Mons. Ma Daqin: Impariamo da Matteo Ricci
Un nuovo articolo del vescovo ausiliare di Shanghai dopo quello del “voltafaccia” sul ruolo dell’Associazione patriottica. Il presule esalta l’opera del grande missionario gesuita, che ha coniugato i “Classici” cinesi con il Vangelo. È necessario anche oggi proclamare la fede con impegno “senza interferire nell’autorità politica”.
Hong Kong (AsiaNews) – Nei giorni scorsi è apparso sul blog di mons. Ma Daqin un articolo che esalta la figura di Matteo Ricci e il suo ruolo nell’evangelizzazione della Cina. Questo è il primo scritto del vescovo dopo la lunga serie di articoli in cui si osannava l’Associazione patriottica e il suo ruolo nel rapporto fra cattolici e Stato. L’articolo è stato visto da molti, in Cina e all’estero, come un voltafaccia del presule.

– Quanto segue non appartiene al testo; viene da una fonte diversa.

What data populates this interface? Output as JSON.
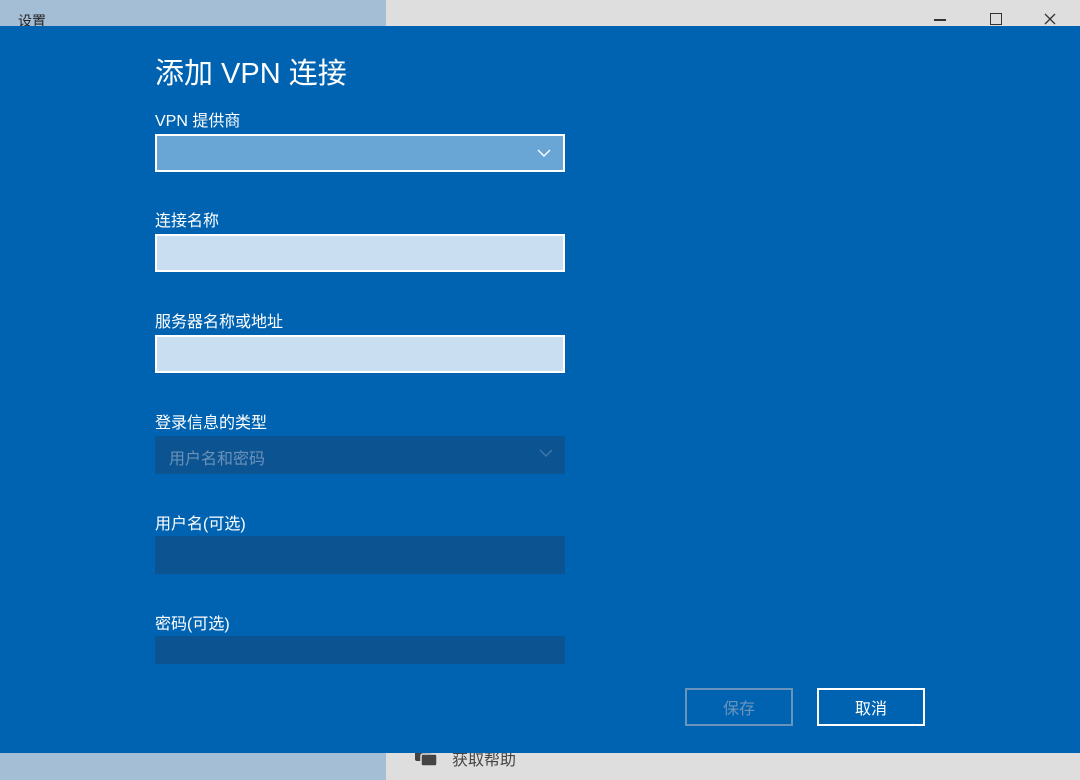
{
  "window": {
    "title": "设置",
    "help_text": "获取帮助"
  },
  "dialog": {
    "title": "添加 VPN 连接",
    "vpn_provider": {
      "label": "VPN 提供商",
      "value": ""
    },
    "connection_name": {
      "label": "连接名称",
      "value": ""
    },
    "server_address": {
      "label": "服务器名称或地址",
      "value": ""
    },
    "signin_type": {
      "label": "登录信息的类型",
      "value": "用户名和密码"
    },
    "username": {
      "label": "用户名(可选)",
      "value": ""
    },
    "password": {
      "label": "密码(可选)",
      "value": ""
    },
    "buttons": {
      "save": "保存",
      "cancel": "取消"
    }
  },
  "icons": {
    "minimize": "minimize-icon",
    "maximize": "maximize-icon",
    "close": "close-icon",
    "dropdown": "chevron-down-icon",
    "help": "chat-help-icon"
  },
  "colors": {
    "dialog_bg": "#0063b1",
    "input_active_bg": "#c9dff1",
    "select_active_bg": "#69a6d6",
    "disabled_field_bg": "#0c5391",
    "disabled_text": "#6b92b8"
  }
}
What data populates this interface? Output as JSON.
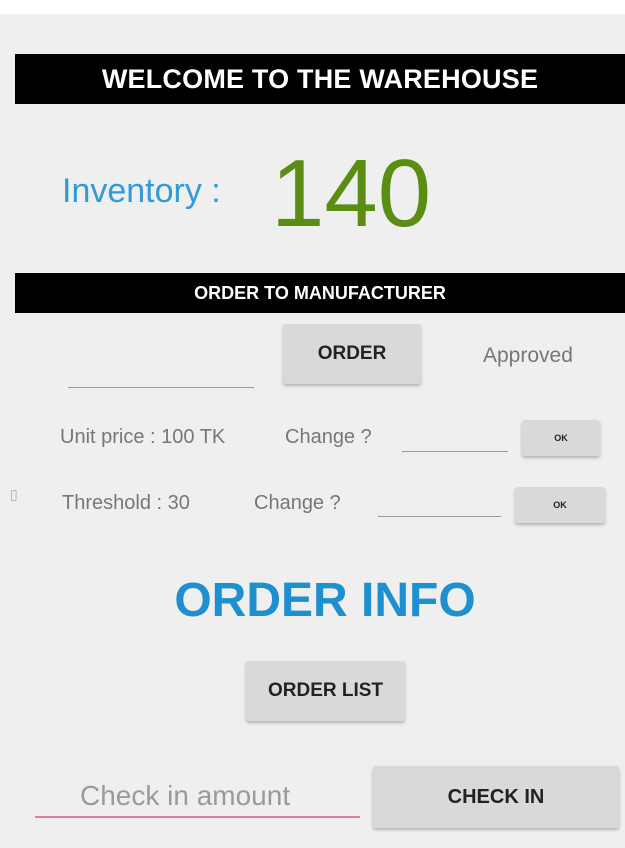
{
  "header": {
    "title": "WELCOME TO THE WAREHOUSE"
  },
  "inventory": {
    "label": "Inventory :",
    "value": "140"
  },
  "order_section": {
    "title": "ORDER TO MANUFACTURER",
    "quantity_field": {
      "value": "",
      "placeholder": ""
    },
    "order_button": "ORDER",
    "status_text": "Approved"
  },
  "unit_price": {
    "label": "Unit price : 100 TK",
    "change_label": "Change ?",
    "field_value": "",
    "ok_button": "OK"
  },
  "threshold": {
    "label": "Threshold : 30",
    "change_label": "Change ?",
    "field_value": "",
    "ok_button": "OK"
  },
  "order_info": {
    "title": "ORDER INFO",
    "order_list_button": "ORDER LIST"
  },
  "check_in": {
    "placeholder": "Check in amount",
    "value": "",
    "button": "CHECK IN"
  },
  "colors": {
    "inventory_label": "#2f9bd9",
    "inventory_value": "#5a8e13",
    "order_info_title": "#1e8fcf",
    "check_in_underline": "#e47aa3",
    "banner_background": "#000000",
    "button_background": "#d9d9d9"
  }
}
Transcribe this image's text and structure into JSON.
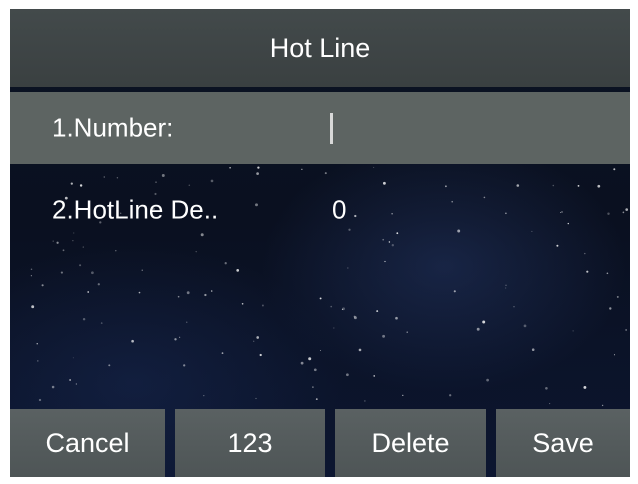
{
  "header": {
    "title": "Hot Line"
  },
  "fields": [
    {
      "label": "1.Number:",
      "value": "",
      "selected": true
    },
    {
      "label": "2.HotLine De..",
      "value": "0",
      "selected": false
    }
  ],
  "softkeys": [
    {
      "label": "Cancel"
    },
    {
      "label": "123"
    },
    {
      "label": "Delete"
    },
    {
      "label": "Save"
    }
  ],
  "colors": {
    "title_bar": "#3d4344",
    "selected_row": "#5d6462",
    "softkey": "#555c5d",
    "background": "#0a1020",
    "text": "#ffffff"
  }
}
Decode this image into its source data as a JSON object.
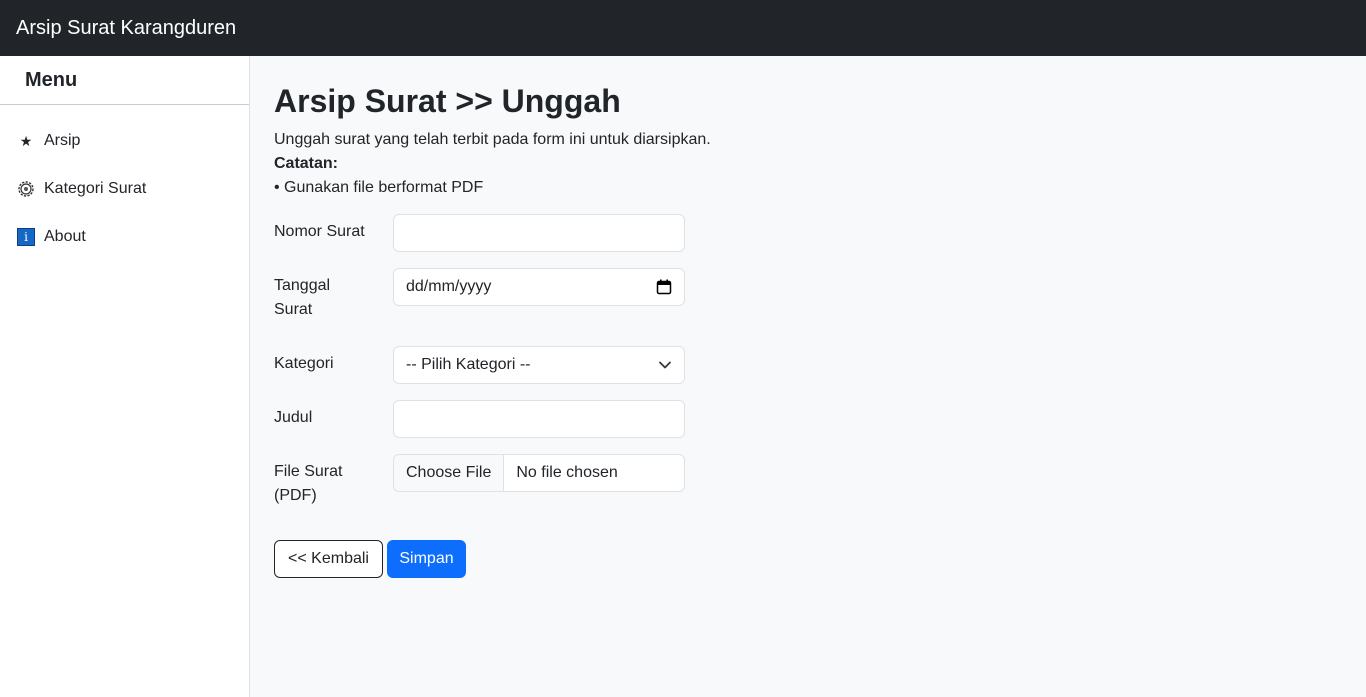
{
  "navbar": {
    "brand": "Arsip Surat Karangduren"
  },
  "sidebar": {
    "heading": "Menu",
    "items": [
      {
        "label": "Arsip",
        "icon": "star-icon"
      },
      {
        "label": "Kategori Surat",
        "icon": "gear-icon"
      },
      {
        "label": "About",
        "icon": "info-icon"
      }
    ]
  },
  "main": {
    "title": "Arsip Surat >> Unggah",
    "description": "Unggah surat yang telah terbit pada form ini untuk diarsipkan.",
    "note_label": "Catatan:",
    "note_item": "• Gunakan file berformat PDF",
    "form": {
      "nomor": {
        "label": "Nomor Surat",
        "value": ""
      },
      "tanggal": {
        "label_line1": "Tanggal",
        "label_line2": "Surat",
        "placeholder": "dd/mm/yyyy"
      },
      "kategori": {
        "label": "Kategori",
        "selected": "-- Pilih Kategori --"
      },
      "judul": {
        "label": "Judul",
        "value": ""
      },
      "file": {
        "label_line1": "File Surat",
        "label_line2": "(PDF)",
        "button": "Choose File",
        "status": "No file chosen"
      }
    },
    "buttons": {
      "back": "<< Kembali",
      "save": "Simpan"
    }
  },
  "colors": {
    "navbar_bg": "#212529",
    "primary": "#0d6efd",
    "page_bg": "#f8f9fa"
  }
}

Il nuovo testo di mons. Ma è uno studio equilibrato che provvede un giudizio molto apprezzativo della figura e del metodo di evangelizzazione di p. Matteo Ricci.
Lo presenta dapprima come uno studioso diligente e rispettoso (senza atteggiamenti opposti) della Cina e della cultura cinese con lo scopo di far apparire che la dottrina e la Chiesa cristiana non ne sono contrarie. Nella breve analisi del libro ‘Il vero significato del Signore del Cielo’ di p. Ricci, mons. Ma sottolinea come conosca bene e abbia assimilato il contenuto dei Classici cinesi, cosa che fa vergognare lui stesso e altri cattolici cinesi d’oggi.

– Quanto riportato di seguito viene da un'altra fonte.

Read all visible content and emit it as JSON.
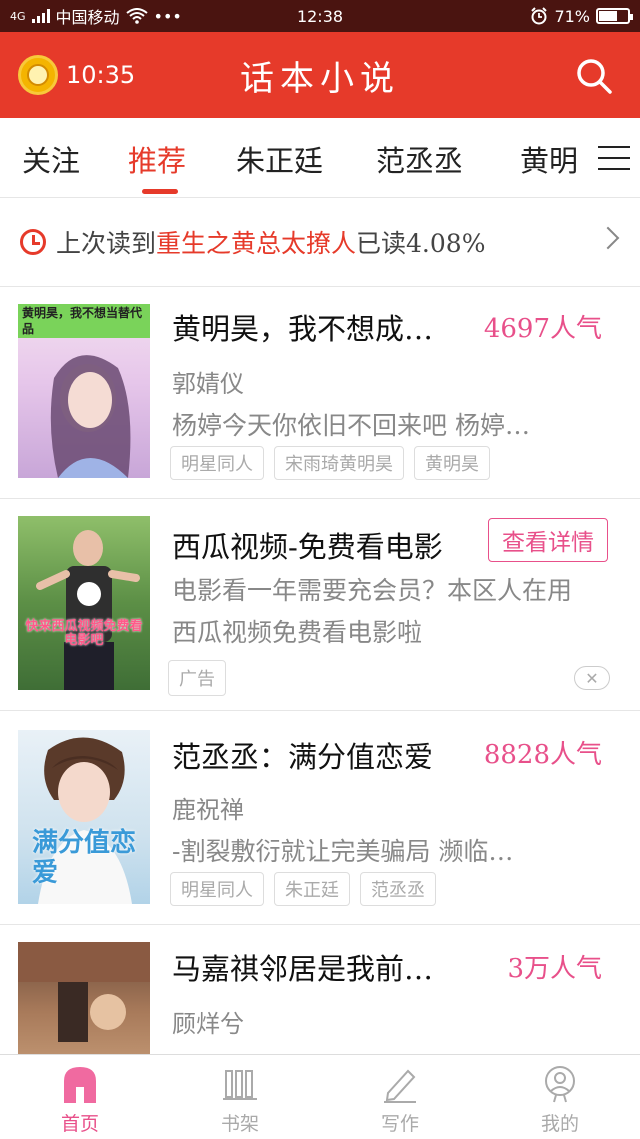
{
  "status_bar": {
    "network": "4G",
    "carrier": "中国移动",
    "dots": "•••",
    "time": "12:38",
    "battery": "71%",
    "battery_level": 0.71
  },
  "app_bar": {
    "timer": "10:35",
    "title": "话本小说",
    "search_icon": "search-icon"
  },
  "tabs": [
    {
      "label": "关注",
      "active": false
    },
    {
      "label": "推荐",
      "active": true
    },
    {
      "label": "朱正廷",
      "active": false
    },
    {
      "label": "范丞丞",
      "active": false
    },
    {
      "label": "黄明",
      "active": false
    }
  ],
  "last_read": {
    "prefix": "上次读到",
    "book": "重生之黄总太撩人",
    "progress": "已读4.08%"
  },
  "books": [
    {
      "title": "黄明昊，我不想成…",
      "popularity": "4697人气",
      "author": "郭婧仪",
      "desc": "杨婷今天你依旧不回来吧 杨婷…",
      "tags": [
        "明星同人",
        "宋雨琦黄明昊",
        "黄明昊"
      ],
      "cover_caption": "黄明昊，我不想当替代品"
    },
    {
      "title": "范丞丞：满分值恋爱",
      "popularity": "8828人气",
      "author": "鹿祝禅",
      "desc": "-割裂敷衍就让完美骗局 濒临…",
      "tags": [
        "明星同人",
        "朱正廷",
        "范丞丞"
      ],
      "cover_caption": "满分值恋爱"
    },
    {
      "title": "马嘉祺邻居是我前…",
      "popularity": "3万人气",
      "author": "顾烊兮"
    }
  ],
  "ad": {
    "title": "西瓜视频-免费看电影",
    "button": "查看详情",
    "desc_line1": "电影看一年需要充会员？本区人在用",
    "desc_line2": "西瓜视频免费看电影啦",
    "tag": "广告",
    "cover_caption": "快来西瓜视频免费看电影吧",
    "close": "✕"
  },
  "bottom_nav": [
    {
      "label": "首页",
      "icon": "home-icon",
      "active": true
    },
    {
      "label": "书架",
      "icon": "bookshelf-icon",
      "active": false
    },
    {
      "label": "写作",
      "icon": "pen-icon",
      "active": false
    },
    {
      "label": "我的",
      "icon": "profile-icon",
      "active": false
    }
  ],
  "colors": {
    "app_red": "#e63a2a",
    "pink": "#e8508a",
    "status_bar": "#4a1410"
  }
}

Il metodo prioritario di p. Ricci non è stata la predicazione diretta del Vangelo ma, cosciente della propria cultura cristiana, ha inteso assimilare quella cinese in piena armonia: cioè, ha inteso cristianizzare la cultura cinese e cinesizzare la cultura cristiana.
L’atteggiamento umanistico di p. Ricci gli ha fatto usare dell’amicizia (senza atteggiamenti negativi di giudizio) in modo da poter incontrare tutti, per farsi rispettare e apprezzare ma anche poter influenzarli positivamente: in questo deve fare ancora da modello, dal momento che il 99% dei cinesi non giudica ancora bene la Chiesa cattolica, a causa delle conseguenze della Controversia dei Riti e del periodo coloniale.
Conclude con la sottolineatura della necessità di proclamare il Vangelo con impegno, come dice Paolo in 1 Cor 9:16-23, ma senza voler interferire nell’autorità politica né ambire poteri secolari.